Antonio Rocha Bonfim (Foto: Divulgação)
Prado tinha ampla visão do prado e do fato que por ele se movimentava mansa e ordeiramente...
Antes de prosseguir, é bom fazer algumas observações acerca do primeiro parágrafo que, assumo, pode suscitar alguma confusão. O Prado inicial é o nome do observador, um homem bom e leal. O segundo prado é uma campina, um campo no qual o observador deitou o olhar. E o fato visto pelo observador é um rebanho de caprinos.
Isso esclarecido, podemos dar sequência ao relato.
Com o costumeiro olhar compassivo, Prado admirou os carneiros, as ovelhas e os cordeiros. Ratificando o mencionado no parágrafo inicial, os animais se movimentavam mansa e ordeiramente, o primeiro a passar pela porteira foi um carneiro. Num sussurro quase inaudível, Prado iniciou a contagem:
“Um...”
Então outro carneiro passou pela porteira. E Prado, o homem bom e leal, sorriu com sutileza e disse:
“Dois...”
Depois passou uma ovelha pela porteira. Prado continuou com a contagem:
“Três...”
Para Prado, fazer a contagem dos carneiros, ovelhas e cordeiros, era uma tarefa relaxante.
“Quatro...”, continuou o bom Prado ao constatar a passagem de um cordeiro pela porteira.
Quando Prado atingiu o número quatrocentos e noventa – ou setenta vezes sete -, começou a suspeitar que no ar do lugar, estranhezas flutuavam. Era como se... Como diz a letra da canção, tudo estivesse certo como dois e dois são cinco. Decidida e indubitavelmente, o mundo estava perdendo o encanto.
As sardas brilhantes que enfeitavam a tez das noites da infância de Prado haviam desaparecido. A poluição tinha apagado as estrelas do teto do mundo, os homens apenas promoveram a poluição.

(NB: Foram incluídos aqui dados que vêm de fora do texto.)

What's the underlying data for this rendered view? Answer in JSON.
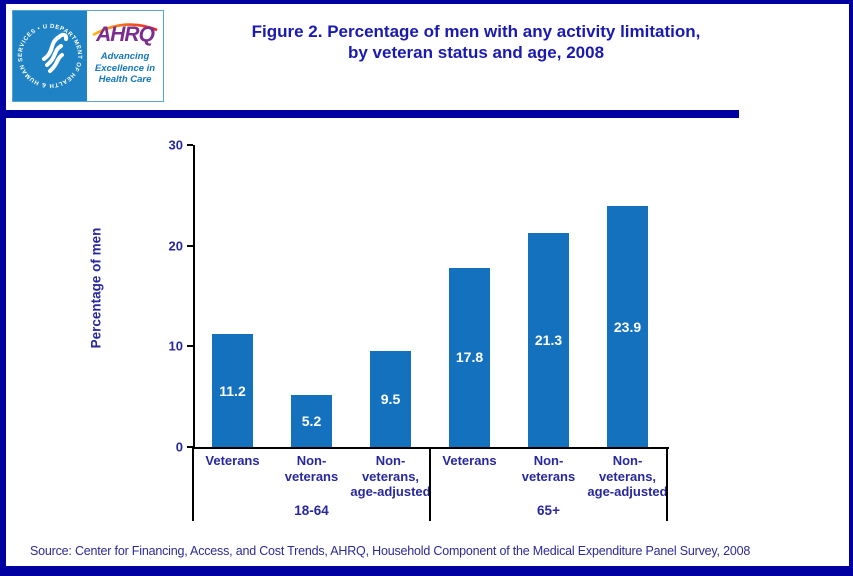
{
  "header": {
    "logo": {
      "seal_text": "DEPARTMENT OF HEALTH & HUMAN SERVICES • USA",
      "org": "AHRQ",
      "tagline": "Advancing Excellence in Health Care"
    },
    "title_line1": "Figure 2. Percentage of men with any activity limitation,",
    "title_line2": "by veteran status and age, 2008"
  },
  "chart_data": {
    "type": "bar",
    "title": "Figure 2. Percentage of men with any activity limitation, by veteran status and age, 2008",
    "ylabel": "Percentage of men",
    "ylim": [
      0,
      30
    ],
    "yticks": [
      0,
      10,
      20,
      30
    ],
    "grid": false,
    "legend": "none",
    "groups": [
      {
        "label": "18-64",
        "categories": [
          "Veterans",
          "Non-\nveterans",
          "Non-\nveterans,\nage-adjusted"
        ],
        "values": [
          11.2,
          5.2,
          9.5
        ]
      },
      {
        "label": "65+",
        "categories": [
          "Veterans",
          "Non-\nveterans",
          "Non-\nveterans,\nage-adjusted"
        ],
        "values": [
          17.8,
          21.3,
          23.9
        ]
      }
    ],
    "value_labels": [
      "11.2",
      "5.2",
      "9.5",
      "17.8",
      "21.3",
      "23.9"
    ],
    "bar_color": "#1371be",
    "value_label_color": "#ffffff",
    "axis_text_color": "#28289e"
  },
  "footer": {
    "source": "Source: Center for Financing, Access, and Cost Trends, AHRQ, Household Component of the Medical Expenditure Panel Survey, 2008"
  },
  "colors": {
    "page_border": "#0000a0",
    "title_text": "#1a1ab0",
    "seal_background": "#1e82c4",
    "ahrq_purple": "#7b2d90",
    "tagline_blue": "#1577be"
  }
}
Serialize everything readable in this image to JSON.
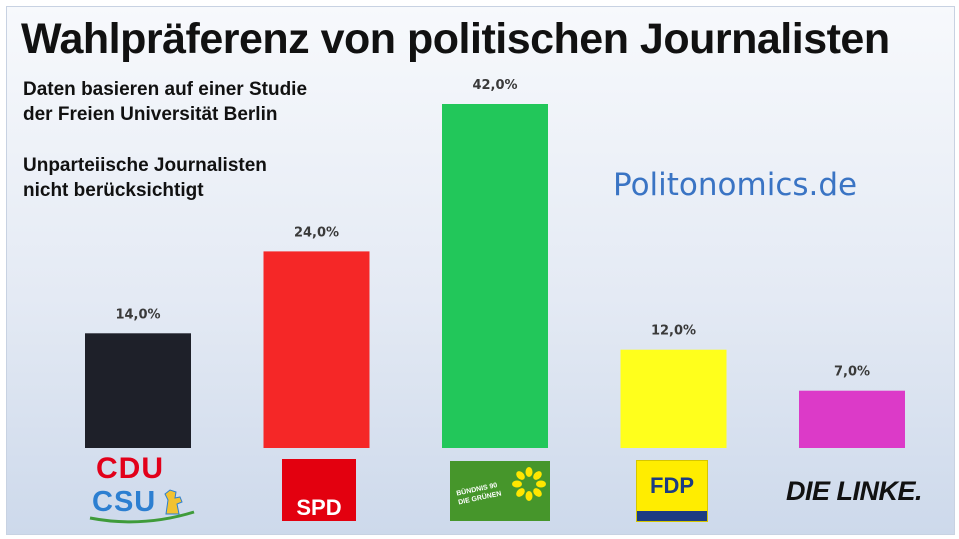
{
  "chart_data": {
    "type": "bar",
    "title": "Wahlpräferenz von politischen Journalisten",
    "notes": [
      [
        "Daten basieren auf einer Studie",
        "der Freien Universität Berlin"
      ],
      [
        "Unparteiische Journalisten",
        "nicht berücksichtigt"
      ]
    ],
    "source": "Politonomics.de",
    "categories": [
      "CDU/CSU",
      "SPD",
      "Bündnis 90/Die Grünen",
      "FDP",
      "Die Linke"
    ],
    "values": [
      14.0,
      24.0,
      42.0,
      12.0,
      7.0
    ],
    "value_labels": [
      "14,0%",
      "24,0%",
      "42,0%",
      "12,0%",
      "7,0%"
    ],
    "colors": [
      "#1e2029",
      "#f52727",
      "#22c75a",
      "#ffff1c",
      "#dc3ac8"
    ],
    "ylim": [
      0,
      42
    ],
    "grid": false,
    "legend": "none"
  },
  "logos": {
    "cdu": "CDU",
    "csu": "CSU",
    "spd": "SPD",
    "gruene_line1": "BÜNDNIS 90",
    "gruene_line2": "DIE GRÜNEN",
    "fdp": "FDP",
    "linke": "DIE LINKE."
  },
  "icons": {
    "csu": "lion-icon",
    "gruene": "sunflower-icon"
  }
}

Prado decidiu abortar os pensamentos aleatórios e prosseguir com a contagem dos carneiros, ovelhas e cordeiros:
“Quatrocentos e noventa e um...”
Continuou com a contagem. Contou os dóceis animaizinhos até que a claridade do dia se fez presente. Sentou-se então no papelão que lhe servia de cama e, com o queixo fincado no peito em reverente respeito a Deus e as mãos postas, fez uma silenciosa oração. Depois dobrou o papelão, sentindo nas mãos o contato com um torturante pó áspero. Um calafrio o fez tremer ao pensar que o método de contar carneiros, ovelhas e cordeiros, tornara-se ineficaz para afugentar a insônia. O que mais doía era saber que aquele método fora aprendido com a mãe, ainda na infância, e funcionava. O tempo corrói os sonhos até mesmo de quem não consegue dormir.
Prado sabia que seu país estava derretendo. A truculência, a mentira, a incompetência... Eram tantas as mazelas que, tornara-se inevitável – pelo menos ao homem sensato – o convívio com a insônia; mas, nada podia fazer para mudar tal realidade. Quando mais tarde, dirigiu a palavra a um senhor para pedir um pouco de comida, sentiu outro calafrio. Emitira apenas um balido.
Prado também havia se transformado em carneiro.